Geleceğe Dair Zorlayıcı Parametreler
ABD’nin bir yandan DSG Genel Komutanı Mazlum Abdi’ye general unvanı verip, diğer yandan uluslararası terörist kabul ederek başına 10 milyon dolar ödül koyduğu Ahmet Şara’yı Washington’a davet etmesi, İslamcı terör gruplarına moral veren, resmiyet kazandıran dengesiz bir davranıştır. Trump'ın bu tutumu Kürdlerle Koalisyon güçlerin ittifak kriterlerine uymayan, bölgesel istikrara hizmet etmeyen ve Rojava üzerindeki baskı güçlerini cesaretlendiren değişmesi zorunlu yanlış bir karardır.

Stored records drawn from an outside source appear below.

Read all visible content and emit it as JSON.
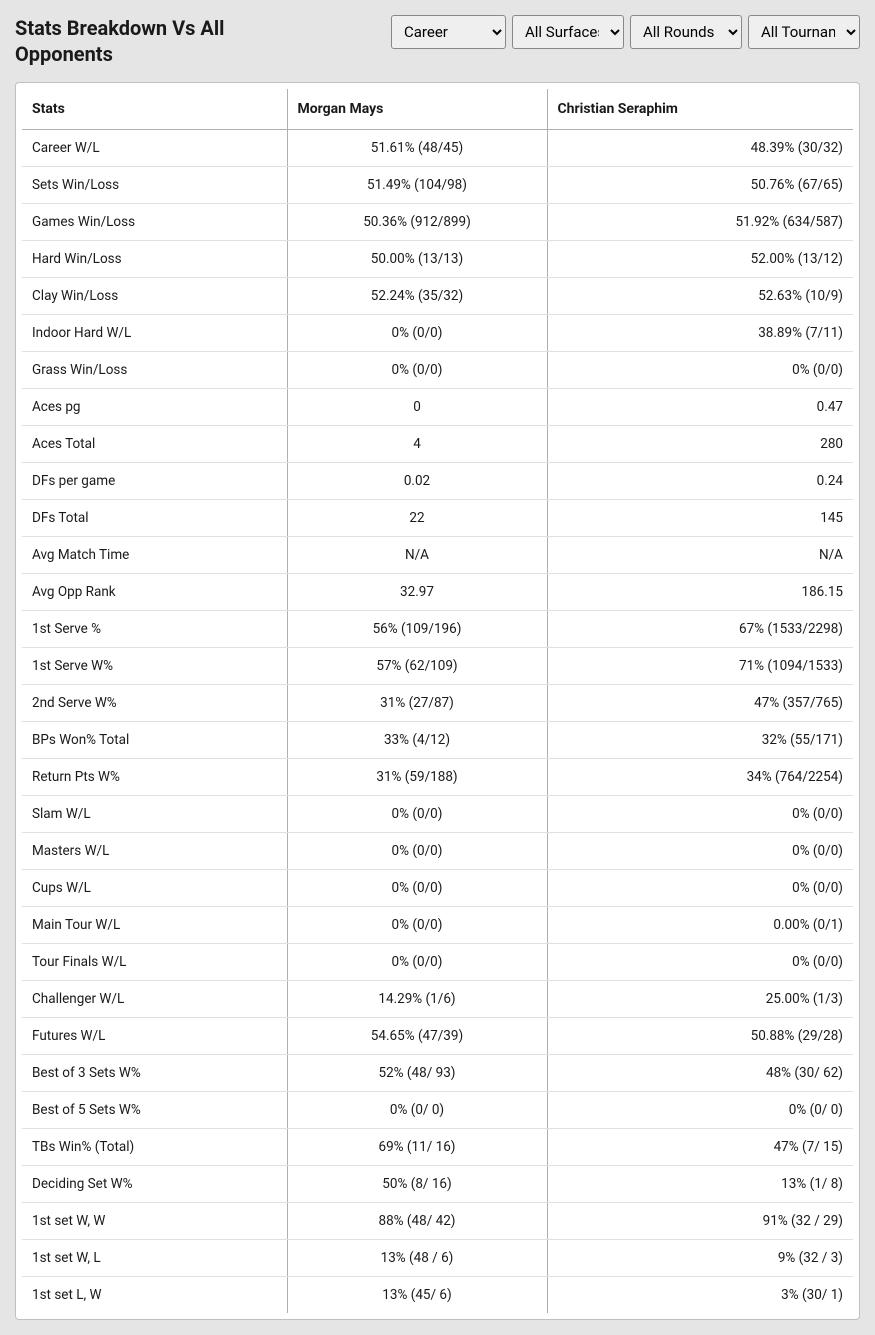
{
  "header": {
    "title": "Stats Breakdown Vs All Opponents"
  },
  "filters": {
    "time": {
      "selected": "Career",
      "options": [
        "Career"
      ]
    },
    "surface": {
      "selected": "All Surfaces",
      "options": [
        "All Surfaces"
      ]
    },
    "round": {
      "selected": "All Rounds",
      "options": [
        "All Rounds"
      ]
    },
    "tournament": {
      "selected": "All Tournaments",
      "options": [
        "All Tournaments"
      ]
    }
  },
  "table": {
    "columns": [
      "Stats",
      "Morgan Mays",
      "Christian Seraphim"
    ],
    "rows": [
      [
        "Career W/L",
        "51.61% (48/45)",
        "48.39% (30/32)"
      ],
      [
        "Sets Win/Loss",
        "51.49% (104/98)",
        "50.76% (67/65)"
      ],
      [
        "Games Win/Loss",
        "50.36% (912/899)",
        "51.92% (634/587)"
      ],
      [
        "Hard Win/Loss",
        "50.00% (13/13)",
        "52.00% (13/12)"
      ],
      [
        "Clay Win/Loss",
        "52.24% (35/32)",
        "52.63% (10/9)"
      ],
      [
        "Indoor Hard W/L",
        "0% (0/0)",
        "38.89% (7/11)"
      ],
      [
        "Grass Win/Loss",
        "0% (0/0)",
        "0% (0/0)"
      ],
      [
        "Aces pg",
        "0",
        "0.47"
      ],
      [
        "Aces Total",
        "4",
        "280"
      ],
      [
        "DFs per game",
        "0.02",
        "0.24"
      ],
      [
        "DFs Total",
        "22",
        "145"
      ],
      [
        "Avg Match Time",
        "N/A",
        "N/A"
      ],
      [
        "Avg Opp Rank",
        "32.97",
        "186.15"
      ],
      [
        "1st Serve %",
        "56% (109/196)",
        "67% (1533/2298)"
      ],
      [
        "1st Serve W%",
        "57% (62/109)",
        "71% (1094/1533)"
      ],
      [
        "2nd Serve W%",
        "31% (27/87)",
        "47% (357/765)"
      ],
      [
        "BPs Won% Total",
        "33% (4/12)",
        "32% (55/171)"
      ],
      [
        "Return Pts W%",
        "31% (59/188)",
        "34% (764/2254)"
      ],
      [
        "Slam W/L",
        "0% (0/0)",
        "0% (0/0)"
      ],
      [
        "Masters W/L",
        "0% (0/0)",
        "0% (0/0)"
      ],
      [
        "Cups W/L",
        "0% (0/0)",
        "0% (0/0)"
      ],
      [
        "Main Tour W/L",
        "0% (0/0)",
        "0.00% (0/1)"
      ],
      [
        "Tour Finals W/L",
        "0% (0/0)",
        "0% (0/0)"
      ],
      [
        "Challenger W/L",
        "14.29% (1/6)",
        "25.00% (1/3)"
      ],
      [
        "Futures W/L",
        "54.65% (47/39)",
        "50.88% (29/28)"
      ],
      [
        "Best of 3 Sets W%",
        "52% (48/ 93)",
        "48% (30/ 62)"
      ],
      [
        "Best of 5 Sets W%",
        "0% (0/ 0)",
        "0% (0/ 0)"
      ],
      [
        "TBs Win% (Total)",
        "69% (11/ 16)",
        "47% (7/ 15)"
      ],
      [
        "Deciding Set W%",
        "50% (8/ 16)",
        "13% (1/ 8)"
      ],
      [
        "1st set W, W",
        "88% (48/ 42)",
        "91% (32 / 29)"
      ],
      [
        "1st set W, L",
        "13% (48 / 6)",
        "9% (32 / 3)"
      ],
      [
        "1st set L, W",
        "13% (45/ 6)",
        "3% (30/ 1)"
      ]
    ]
  }
}
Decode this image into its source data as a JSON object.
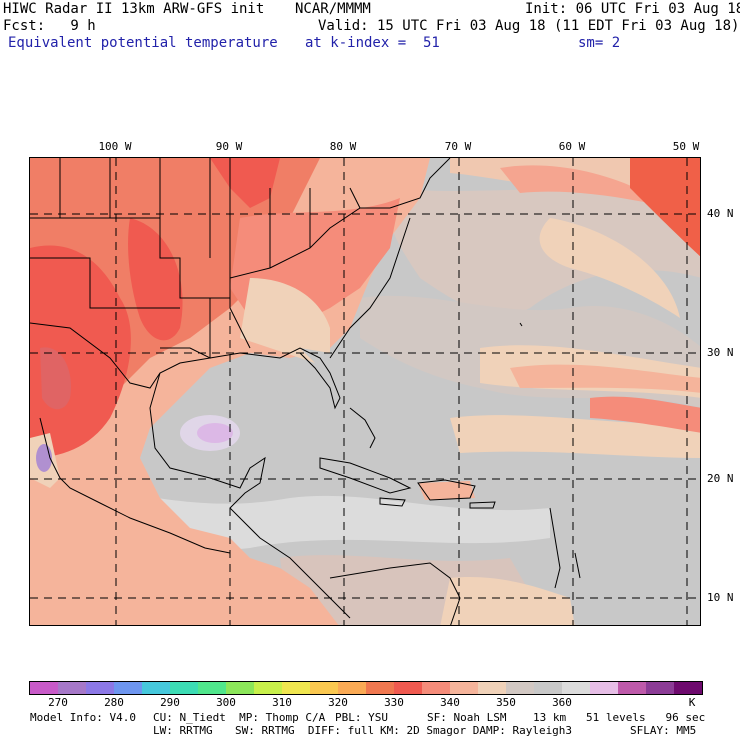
{
  "header": {
    "model": "HIWC Radar II 13km ARW-GFS init",
    "org": "NCAR/MMMM",
    "init": "Init: 06 UTC Fri 03 Aug 18",
    "fcst": "Fcst:   9 h",
    "valid": "Valid: 15 UTC Fri 03 Aug 18 (11 EDT Fri 03 Aug 18)",
    "field": "Equivalent potential temperature",
    "level": "at k-index =  51",
    "smooth": "sm= 2"
  },
  "axes": {
    "lon_ticks": [
      "100 W",
      "90 W",
      "80 W",
      "70 W",
      "60 W",
      "50 W"
    ],
    "lat_ticks": [
      "40 N",
      "30 N",
      "20 N",
      "10 N"
    ]
  },
  "colorbar": {
    "colors": [
      "#c85ac8",
      "#a678c8",
      "#8c78e6",
      "#6e96f0",
      "#46c8dc",
      "#3cdcb4",
      "#50e68c",
      "#8ce65a",
      "#c8f04b",
      "#f0e650",
      "#fac850",
      "#faaa55",
      "#f07850",
      "#f05a50",
      "#f58c7a",
      "#f5b49b",
      "#f0d2b9",
      "#d2c8c3",
      "#c8c8c8",
      "#dcdcdc",
      "#e6bee6",
      "#be5aaa",
      "#8c3c96",
      "#6e0a6e"
    ],
    "labels": [
      "270",
      "280",
      "290",
      "300",
      "310",
      "320",
      "330",
      "340",
      "350",
      "360"
    ],
    "unit": "K"
  },
  "footer": {
    "line1_a": "Model Info: V4.0",
    "line1_b": "CU: N_Tiedt  MP: Thomp C/A",
    "line1_c": "PBL: YSU",
    "line1_d": "SF: Noah LSM",
    "line1_e": "13 km   51 levels   96 sec",
    "line2_a": "LW: RRTMG",
    "line2_b": "SW: RRTMG  DIFF: full",
    "line2_c": "KM: 2D Smagor DAMP: Rayleigh3",
    "line2_d": "SFLAY: MM5"
  }
}
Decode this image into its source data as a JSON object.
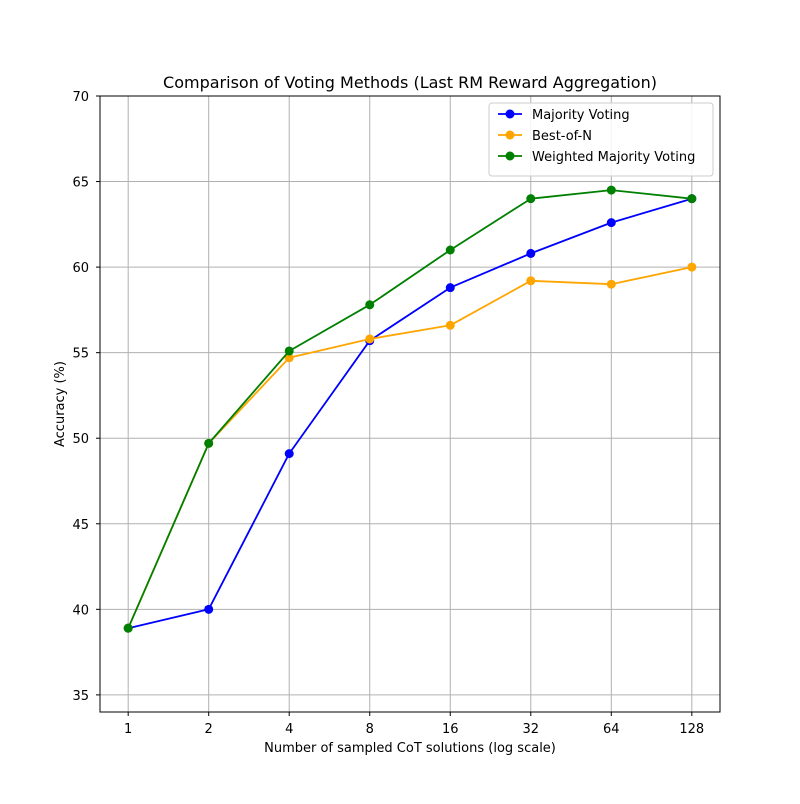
{
  "chart_data": {
    "type": "line",
    "title": "Comparison of Voting Methods (Last RM Reward Aggregation)",
    "xlabel": "Number of sampled CoT solutions (log scale)",
    "ylabel": "Accuracy (%)",
    "x_scale": "log2",
    "x": [
      1,
      2,
      4,
      8,
      16,
      32,
      64,
      128
    ],
    "x_tick_labels": [
      "1",
      "2",
      "4",
      "8",
      "16",
      "32",
      "64",
      "128"
    ],
    "ylim": [
      34,
      70
    ],
    "y_ticks": [
      35,
      40,
      45,
      50,
      55,
      60,
      65,
      70
    ],
    "y_tick_labels": [
      "35",
      "40",
      "45",
      "50",
      "55",
      "60",
      "65",
      "70"
    ],
    "grid": true,
    "legend_position": "top-right",
    "series": [
      {
        "name": "Majority Voting",
        "color": "#0000ff",
        "values": [
          38.9,
          40.0,
          49.1,
          55.7,
          58.8,
          60.8,
          62.6,
          64.0
        ]
      },
      {
        "name": "Best-of-N",
        "color": "#ffa500",
        "values": [
          38.9,
          49.7,
          54.7,
          55.8,
          56.6,
          59.2,
          59.0,
          60.0
        ]
      },
      {
        "name": "Weighted Majority Voting",
        "color": "#008000",
        "values": [
          38.9,
          49.7,
          55.1,
          57.8,
          61.0,
          64.0,
          64.5,
          64.0
        ]
      }
    ]
  }
}
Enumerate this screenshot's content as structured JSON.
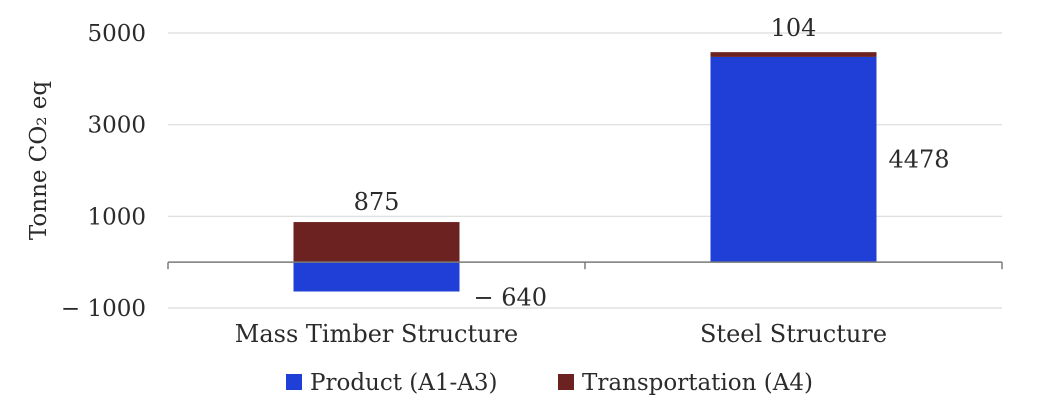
{
  "chart_data": {
    "type": "bar",
    "stacked": true,
    "ylabel": "Tonne CO₂ eq",
    "ylim": [
      -1000,
      5000
    ],
    "yticks": [
      -1000,
      1000,
      3000,
      5000
    ],
    "ytick_labels": [
      "− 1000",
      "1000",
      "3000",
      "5000"
    ],
    "grid": true,
    "legend_position": "bottom",
    "categories": [
      "Mass Timber Structure",
      "Steel Structure"
    ],
    "series": [
      {
        "name": "Product (A1-A3)",
        "color": "#1f3fd6",
        "values": [
          -640,
          4478
        ],
        "value_labels": [
          "− 640",
          "4478"
        ]
      },
      {
        "name": "Transportation (A4)",
        "color": "#6b2220",
        "values": [
          875,
          104
        ],
        "value_labels": [
          "875",
          "104"
        ]
      }
    ]
  }
}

Suriye ordusunun şu anda: %85 oranında yabancı cihatçılardan; geçmişte Ezidi, Kürd, Alevi ve Dürzilere karşı katliamlara karışmış gruplardan oluştuğu düşünüldüğünde, Kürd güçlerinin bu cihatçı yapılara entegrasyona zorlanması kabul edilemez bir haksızlıktır. Trump’ın bu tutumu adaletsizliktir.
Kürdler artık Konfederalizm ve bağımsızlığı Konuşmalı. Küresel güçler, kendi jeostratejik çıkarlarıyla uyumlu olduğu ölçüde Türkiye ve İran’ı desteklemiş olsalar da, her iki devlet de artık klasik sömürgeci politikaları sürdürememektedir. Bugün İran’ın 20 milyon, Türkiye’nin 35 milyon Kürdü sömürgeci politikalarla yönetme pratikleri sürdürülebilir görünmemektedir. Kürd siyasi liderliğinin ortak diplomatik vizyon geliştirmesi, Batılı aktörleri ikna eden tek bir stratejik çizgi oluşturması ve dağınık yapıdan çıkıp devlet aklı üretmesi gerekli ve zorunlu hâle gelmiştir.
Ortadoğu’da yaşanan ittifak ve bölgesel dönüşüm, Kürd milletine tarihsel bir fırsat sunmaktadır. Fakat bu fırsatın değerlendirilebilmesi için ortak Kürd siyasi aklı, bağımsızlık odaklı stratejik vizyon, sistemli diplomasi ve birlik içinde hareket eden siyasal yapı hayati öneme sahiptir. Aksi hâlde Kürd halkı yeniden bölgesel güçlerin baskısına, saldırılarına ve soykırım tehlikelerine açık hâle gelecektir.
Bu makalede yer alan fikirler yazara aittir ve Nerina Azad'ın editöryal politikasını yansıtmayabilir.